L’information peut s’avérer banale. Mais elle est loin d’être isolée. Car, dans beaucoup de services d’Etat civil, des fonctionnaires falsifient les documents pour s’accaparer des biens et pensions d’autrui. C’est le cas de ces fonctionnaires d’une commune de Haute Kabylie qui se sont rendus coupables de détournements de pensions de retraités.
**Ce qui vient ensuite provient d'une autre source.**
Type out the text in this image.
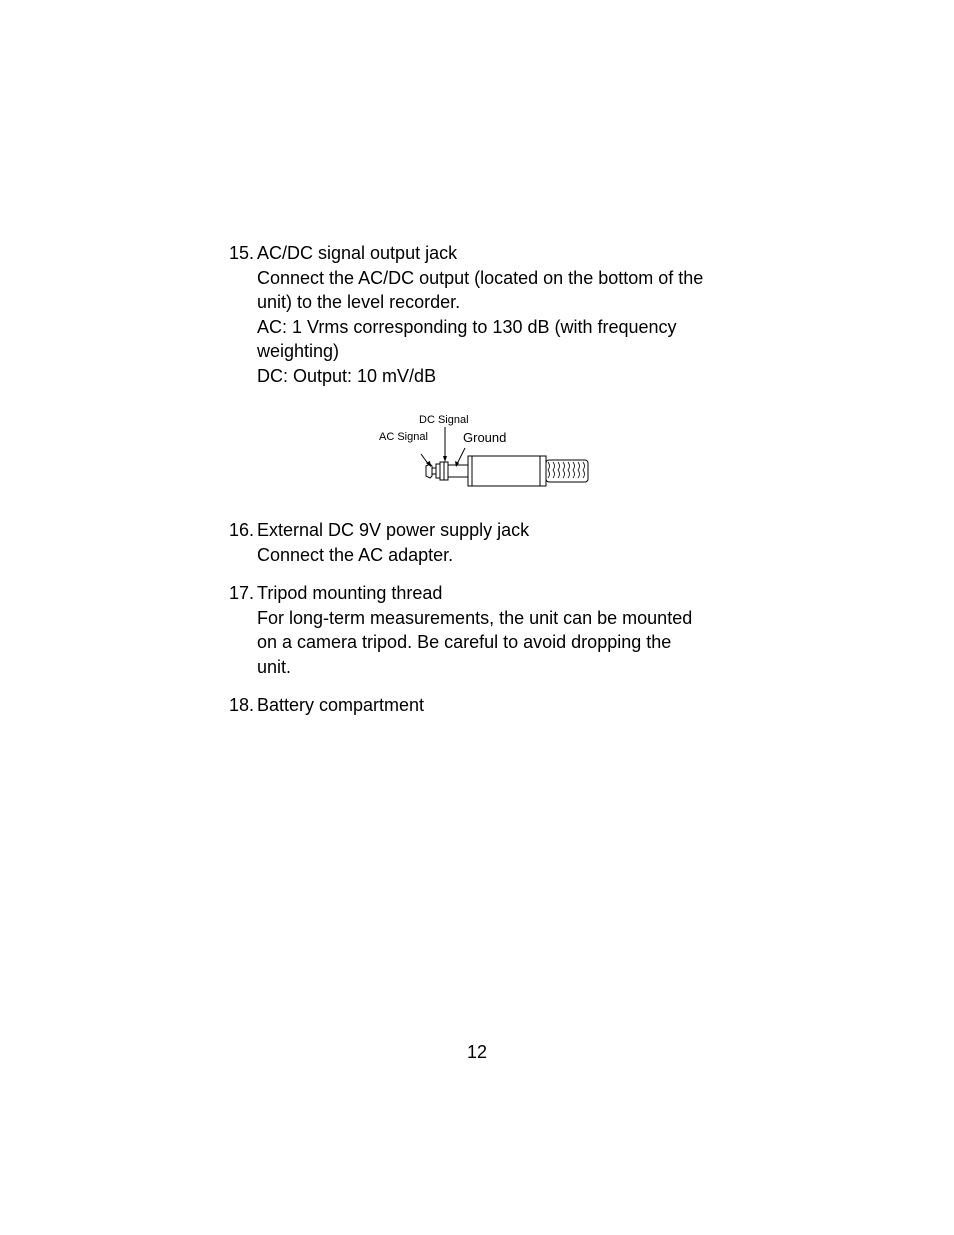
15. AC/DC signal output jack
Connect the AC/DC output (located on the bottom of the
unit) to the level recorder.
AC: 1 Vrms corresponding to 130 dB (with frequency
weighting)
DC: Output: 10 mV/dB
DC Signal
AC Signal	Ground
16. External DC 9V power supply jack
Connect the AC adapter.
17. Tripod mounting thread
For long-term measurements, the unit can be mounted
on a camera tripod. Be careful to avoid dropping the
unit.
18. Battery compartment
12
Ces fonctionnaires falsifient ainsi des certificats de vie à des pensionnaires décédés, souvent avec la complicité des familles de ces derniers. Cela permet donc aux descendants et ayant droits de continuer à percevoir la pension de retraite du parent des années après son décès, par le biais d’une fausse procuration établie au profit d’un des enfants du défunt. Pis encore, un homme, aujourd’hui décédé, a continué à bénéficier de la retraite de son frère décédé durant des années. La raison ? Profitant de la ressemblance des deux prénoms, le faussaire, ne possédant pas de documents d’Etat civil, se faisait passer pour son frère décédé. Les soupçons de l’administration n’y ont rien changé. Il a continué à toucher la retraite au-delà de ses 100 ans.

Dans cette affaire, des fonctionnaires, des citoyens et, surtout, des notaires sont impliqués. Autant dire que des complicités sont établies à tous les niveaux de la chaîne de responsabilité.